Friday 30 August 2013

Syrian intervention and pleasing President Assad

So Parliament has chucked out David Cameron's attempt to get agreement in principle for military action in Syria.  The Guardian thinks this a good thing, judging by its leader this morning.  "The most important objective in the current phase of the Syrian war", it writes, "is to stamp out any use of chemical weapons". 

As I argued yesterday, killing 500 people with chemical weapons is not much more loathsome than killing 50,000 with conventional ones, and possibly quite a bit less so.  But moving on, "That is best achieved by making a renewed case to the nations of the world that chemical weapons must always be beyond the pale, by establishing that a breach of that global proscription of such weapons has occurred, and ensuring that the international ban on them must be upheld and enforced.  The world's message is more effective when most widely supported".

Gosh. The person who wrote that must have been welling up.  I almost got a lump in the throat reading it.

But the key word here is "enforced".  Enforced by whom?  As the Graun knows very well, there is absolutely no chance whatsoever of the ban on chemical weapons being enforced.  Even getting an UN resolution condemning the Assad government's conduct is impossible, because any motion will be vetoed by Russia. The idea that the international community is going to enforce a ban is laughable.

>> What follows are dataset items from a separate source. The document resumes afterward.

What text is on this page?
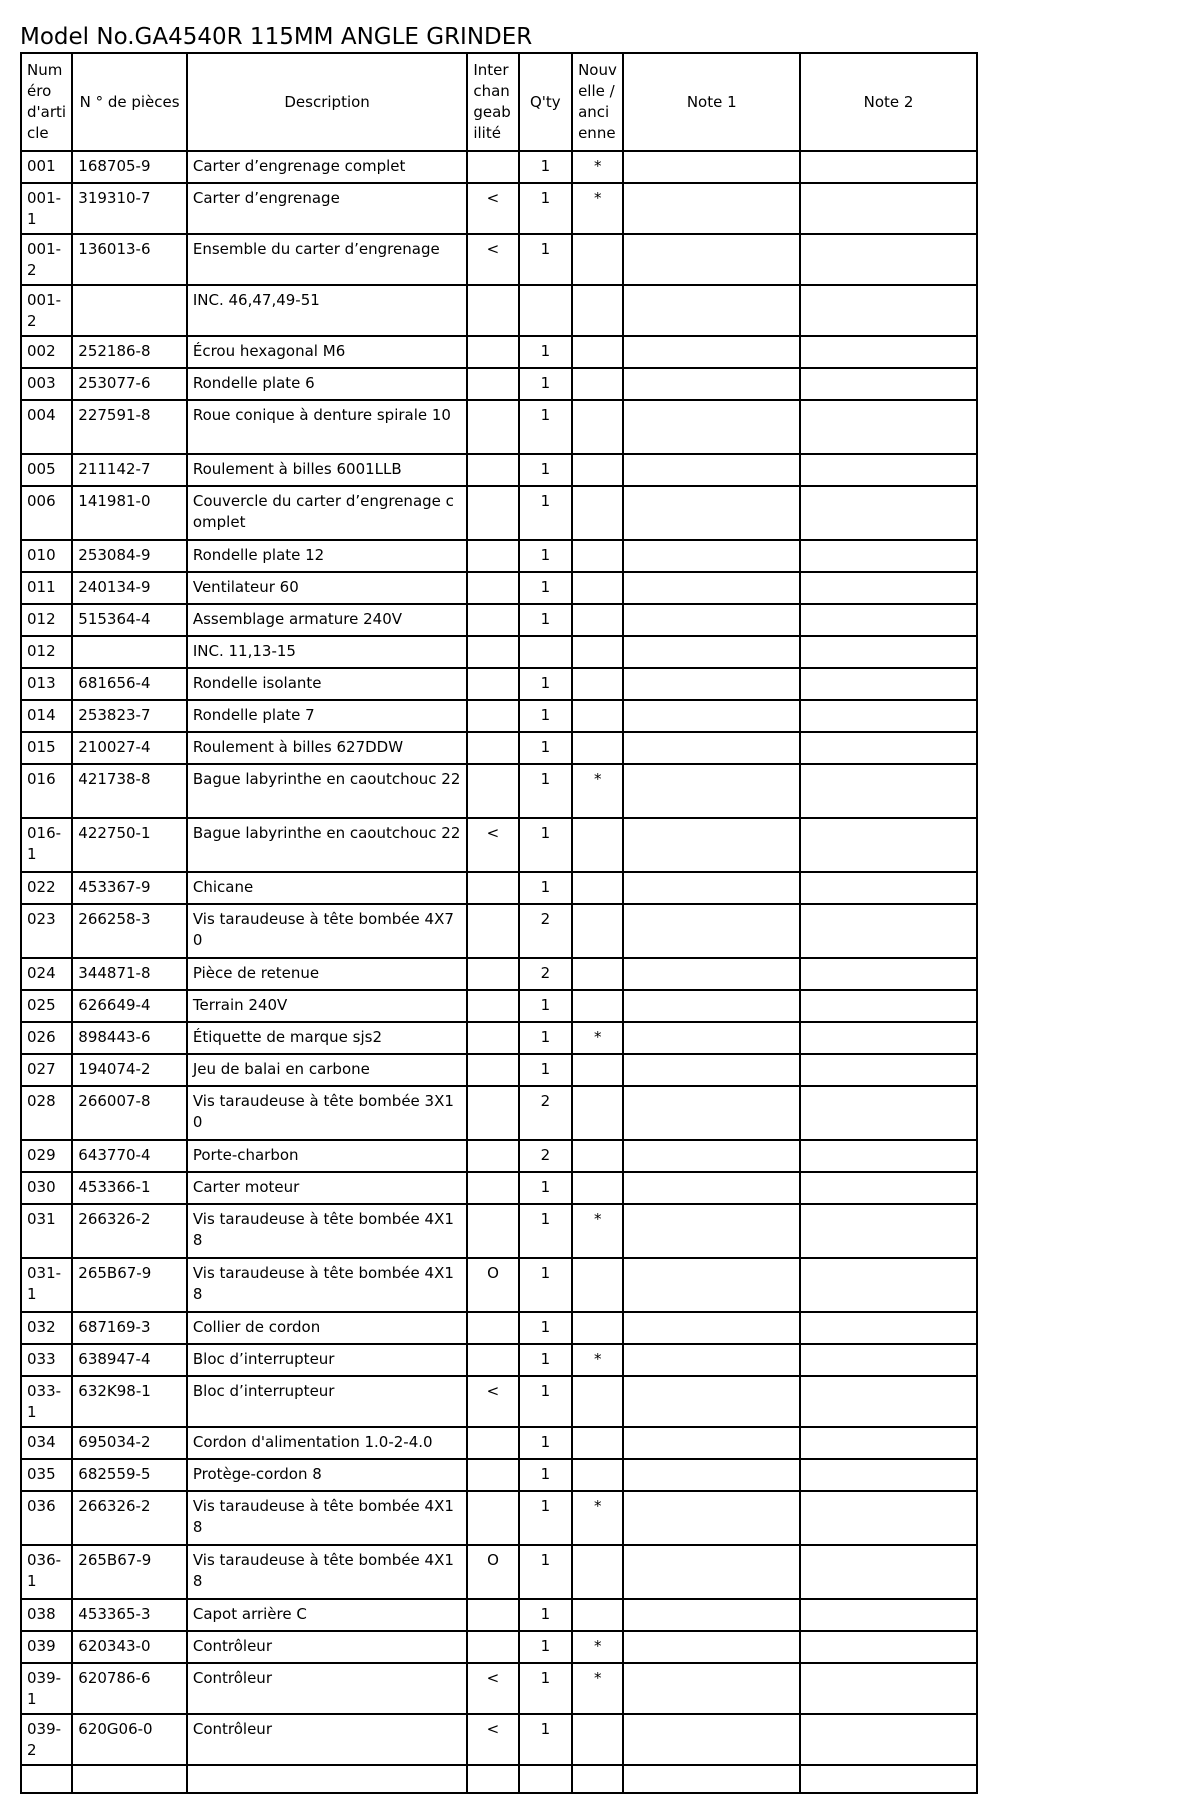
Model No.GA4540R 115MM ANGLE GRINDER
Numéro d'article	N ° de pièces	Description	Interchangeabilité	Q'ty	Nouvelle / ancienne	Note 1	Note 2
001	168705-9	Carter d’engrenage complet		1	*		
001-1	319310-7	Carter d’engrenage	<	1	*		
001-2	136013-6	Ensemble du carter d’engrenage	<	1			
001-2		INC. 46,47,49-51					
002	252186-8	Écrou hexagonal M6		1			
003	253077-6	Rondelle plate 6		1			
004	227591-8	Roue conique à denture spirale 10		1			
005	211142-7	Roulement à billes 6001LLB		1			
006	141981-0	Couvercle du carter d’engrenage complet		1			
010	253084-9	Rondelle plate 12		1			
011	240134-9	Ventilateur 60		1			
012	515364-4	Assemblage armature 240V		1			
012		INC. 11,13-15					
013	681656-4	Rondelle isolante		1			
014	253823-7	Rondelle plate 7		1			
015	210027-4	Roulement à billes 627DDW		1			
016	421738-8	Bague labyrinthe en caoutchouc 22		1	*		
016-1	422750-1	Bague labyrinthe en caoutchouc 22	<	1			
022	453367-9	Chicane		1			
023	266258-3	Vis taraudeuse à tête bombée 4X70		2			
024	344871-8	Pièce de retenue		2			
025	626649-4	Terrain 240V		1			
026	898443-6	Étiquette de marque sjs2		1	*		
027	194074-2	Jeu de balai en carbone		1			
028	266007-8	Vis taraudeuse à tête bombée 3X10		2			
029	643770-4	Porte-charbon		2			
030	453366-1	Carter moteur		1			
031	266326-2	Vis taraudeuse à tête bombée 4X18		1	*		
031-1	265B67-9	Vis taraudeuse à tête bombée 4X18	O	1			
032	687169-3	Collier de cordon		1			
033	638947-4	Bloc d’interrupteur		1	*		
033-1	632K98-1	Bloc d’interrupteur	<	1			
034	695034-2	Cordon d'alimentation 1.0-2-4.0		1			
035	682559-5	Protège-cordon 8		1			
036	266326-2	Vis taraudeuse à tête bombée 4X18		1	*		
036-1	265B67-9	Vis taraudeuse à tête bombée 4X18	O	1			
038	453365-3	Capot arrière C		1			
039	620343-0	Contrôleur		1	*		
039-1	620786-6	Contrôleur	<	1	*		
039-2	620G06-0	Contrôleur	<	1			
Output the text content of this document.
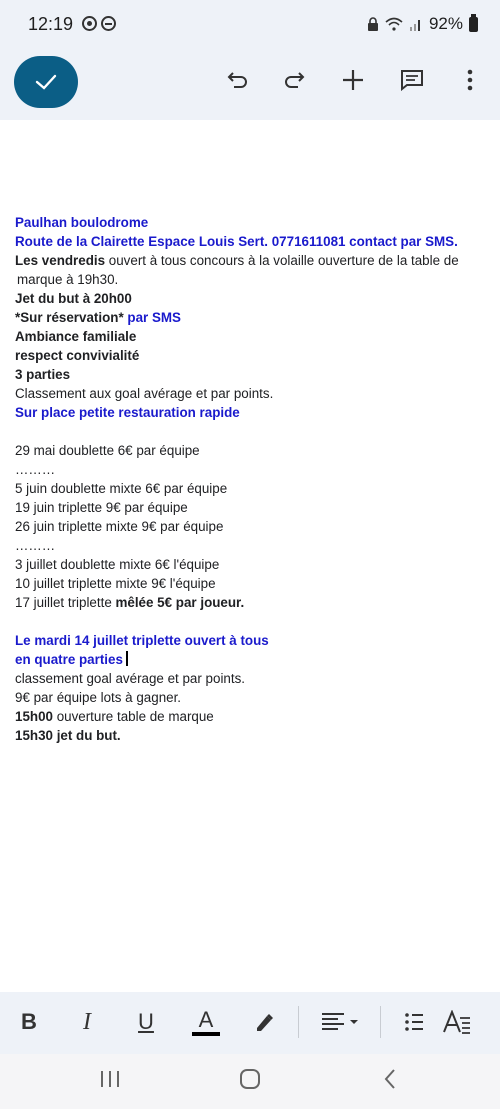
12:19	92%
Paulhan boulodrome
Route de la Clairette Espace Louis Sert. 0771611081 contact par SMS.
Les vendredis ouvert à tous concours à la volaille ouverture de la table de
marque à 19h30.
Jet du but à 20h00
*Sur réservation* par SMS
Ambiance familiale
respect convivialité
3 parties
Classement aux goal avérage et par points.
Sur place petite restauration rapide
29 mai doublette 6€ par équipe
………
5 juin doublette mixte 6€ par équipe
19 juin triplette 9€ par équipe
26 juin triplette mixte 9€ par équipe
………
3 juillet doublette mixte 6€ l'équipe
10 juillet triplette mixte 9€ l'équipe
17 juillet triplette mêlée 5€ par joueur.
Le mardi 14 juillet triplette ouvert à tous
en quatre parties
classement goal avérage et par points.
9€ par équipe lots à gagner.
15h00 ouverture table de marque
15h30 jet du but.
B	I	U	A
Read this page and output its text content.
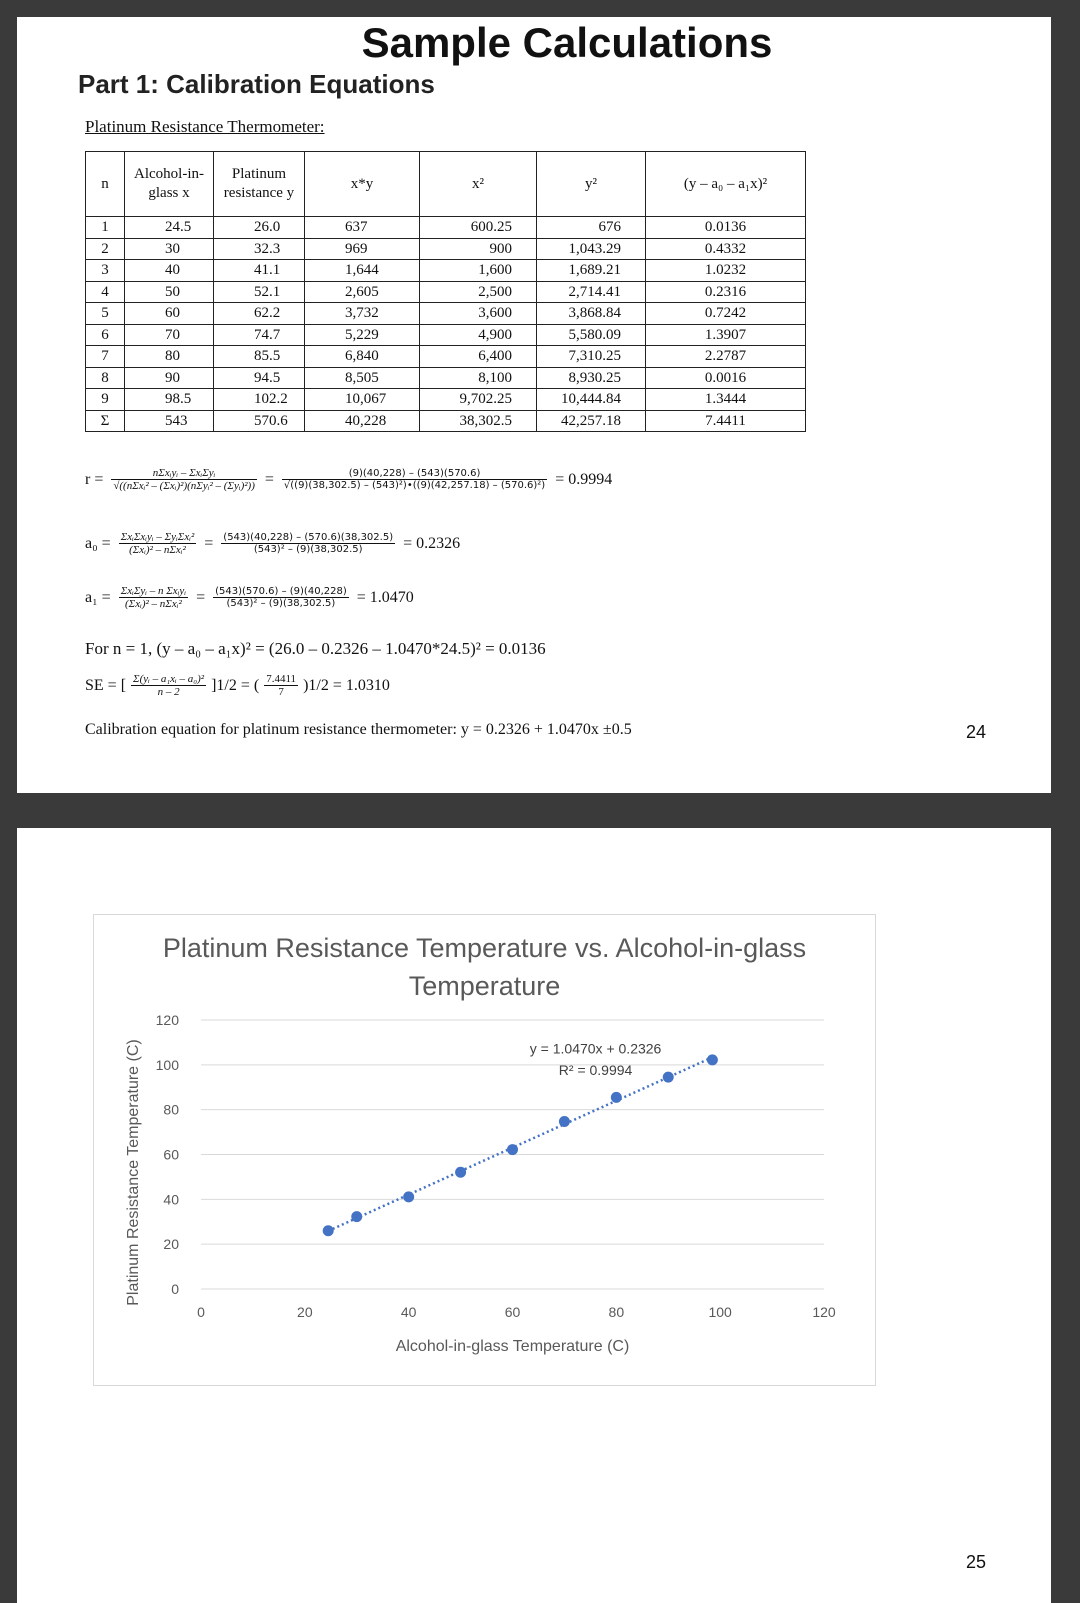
Sample Calculations
Part 1: Calibration Equations
Platinum Resistance Thermometer:
n	Alcohol-in-glass x	Platinum resistance y	x*y	x²	y²	(y – a₀ – a₁x)²
1	24.5	26.0	637	600.25	676	0.0136
2	30	32.3	969	900	1,043.29	0.4332
3	40	41.1	1,644	1,600	1,689.21	1.0232
4	50	52.1	2,605	2,500	2,714.41	0.2316
5	60	62.2	3,732	3,600	3,868.84	0.7242
6	70	74.7	5,229	4,900	5,580.09	1.3907
7	80	85.5	6,840	6,400	7,310.25	2.2787
8	90	94.5	8,505	8,100	8,930.25	0.0016
9	98.5	102.2	10,067	9,702.25	10,444.84	1.3444
Σ	543	570.6	40,228	38,302.5	42,257.18	7.4411
$r = \frac{\text{nΣxᵢyᵢ – ΣxᵢΣyᵢ}}{\text{√((nΣxᵢ² – (Σxᵢ)²)(nΣyᵢ² – (Σyᵢ)²))}} = \frac{(9)(40,228) - (543)(570.6)}{\text{√((9)(38,302.5) – (543)²)•((9)(42,257.18) – (570.6)²)}} = 0.9994$
$a_0 = \frac{\text{ΣxᵢΣxᵢyᵢ – ΣyᵢΣxᵢ²}}{\text{(Σxᵢ)² – nΣxᵢ²}} = \frac{(543)(40,228) - (570.6)(38,302.5)}{\text{(543)² – (9)(38,302.5)}} = 0.2326$
$a_1 = \frac{\text{ΣxᵢΣyᵢ – n Σxᵢyᵢ}}{\text{(Σxᵢ)² – nΣxᵢ²}} = \frac{(543)(570.6) - (9)(40,228)}{\text{(543)² – (9)(38,302.5)}} = 1.0470$
For n = 1, (y – a₀ – a₁x)² = (26.0 – 0.2326 – 1.0470*24.5)² = 0.0136
SE = [ $\frac{\text{Σ(yᵢ – a₁xᵢ – a₀)²}}{n - 2} ]1/2$ = ( $\frac{7.4411}{7} )1/2 = 1.0310$
Calibration equation for platinum resistance thermometer: y = 0.2326 + 1.0470x ±0.5	24
Platinum Resistance Temperature vs. Alcohol-in-glass Temperature
0
20
40
60
80
100
120
0	20	40	60	80	100	120
Alcohol-in-glass Temperature (C)
Platinum Resistance Temperature (C)	y = 1.0470x + 0.2326
R² = 0.9994
25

But for the Graun, trotting out ringing declarations of principle is infinitely preferable to facing the reality that, at least according to their own view, something outstandingly dreadful has happened and they aren't willing to support the only action that might plausibly reduce the chances of it happening again.

The only people who might have the reach and resolve to do something are the much-reviled Americans. No-one else will.  The "world's message" the Graun speaks of is, "we think it's dreadful, but not so dreadful we're actually going to do anything about it".

Foreign policy as self-delusion.

Did Parliament do the right thing?  These are agonisingly difficult choices, but on balance I would say no. Undoubtedly the legacy of Iraq, which British politicians remember chiefly for Blair's manipulations and the accompanying failures of military intelligence rather than the free press and free elections which followed Saddam's downfall, has made it very difficult to get MPs to authorise foreign adventures.  It's a shame they don't think back a little further, to Kosovo, where Blair persuaded Bill Clinton to authorise limited air strikes which eventually brought the Milosevic government down.

At present, I'm guessing that President Assad is quietly pleased with David Cameron's defeat.